Web App – The Beginning
When I was JC2 long time ago, web app was simple. When I googled for a tutorial on how to build a web app, the approach that I came up with was:
- Proprietary server to host the app. I used Union Server because it has documented examples.
- HTML, CSS, jQuery UI for the front-end user interface. (It seems that nobody uses jQuery UI anymore)
After I came to NUS, the first project that I did was for the Orbital Programme, which my team had the idea of building of a visualization of relationships between tech terms. This was partly because we felt overwhelmed by the amount of terms that we hear everyday in the computing community, especially in tech forums and news. This time round, I tried sometime new. For the first time, I built an entire server (based on an example). I learnt a lot of new technologies from this experience:
- Node.js server. That was the hot thing in 2013, so I picked it up on my own. But it turned out that there are a few other things that “comes together” with it:
- git, version control software. (I was lucky enough to start off with the CLI version because at the time the GUI version was bad)

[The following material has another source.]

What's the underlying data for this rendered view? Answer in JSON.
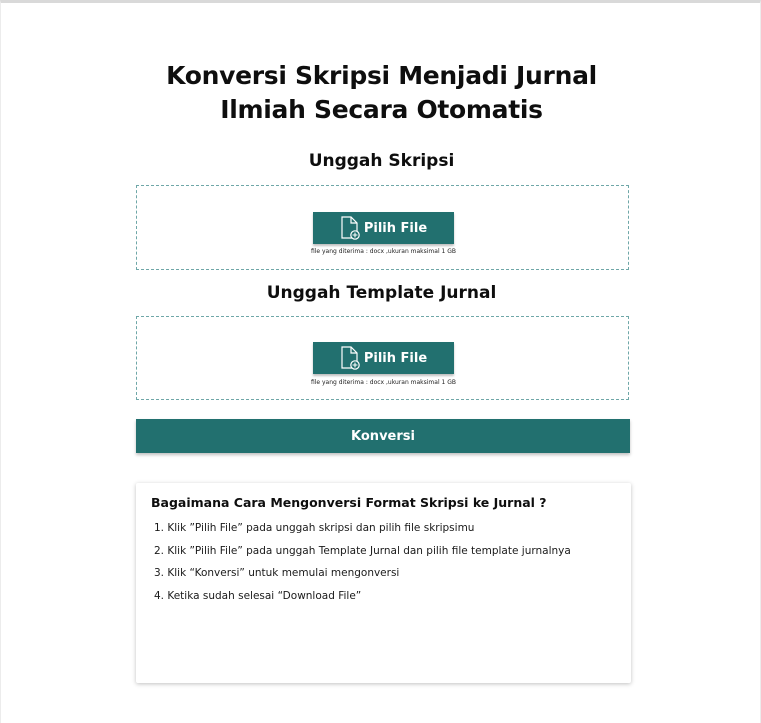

- Heroku, free cloud host service for the Node.js app.
- Markdown, for writing README.md and documentations.
“Huh? What is that?”
After the project was done, I felt great, because now I thought I “really knew” enough to build a web app. The truth couldn’t be further. When I talked to friends and project mates about web development, they started throwing out terms that I never heard of:
- Angular.js, part of the MEAN stack (MongoDB, Express, Angular.js, Node.js). Actually I googled about this before, but it seemed to intimidating for me at the time.
- Travis (Continuous Integration), auto building for when new code is integrated, to allow frequent integration.
- Docker, “containerazation” of web apps for deployment in different environments.
I then spent time figuring out where do those technologies fit in, in the web development process, and how to use them. Slowly but surely, I became more and more familiar with the terms and I felt comfortable talking to others on web development and give my opinions on why we should avoid jQuery and use VanilaJS.
During my internship in year 3, I also worked on a web project. This time I took up a new challenge of writing the server in another language, and learnt a few more new tricks:
- Golang, the hot language in 2015 and the choice of language for server, much better than Java in my opinion, although I did not really enjoy figuring out when to use pointers and when not. Also it was supposed to out-perform Node.js.
- Lint, checking for syntax errors and coding styles. I still use it although it is terrible when used together with d3.js.
- LESS, for extending CSS and adding some logic into it.
- Chrome Dev Tools, for CPU/Memory profiling and debugging.
More to learn
And here I am working on the most exciting project so far, socket.io, as a participant of Facebook Open Academy. It has only been less than 3 weeks and I already learnt quite a lot:
- Gulp, automated build system for web apps.
Of courses there are other very popular web technologies that a lot of people like but I did not mention because I have no time to try them out.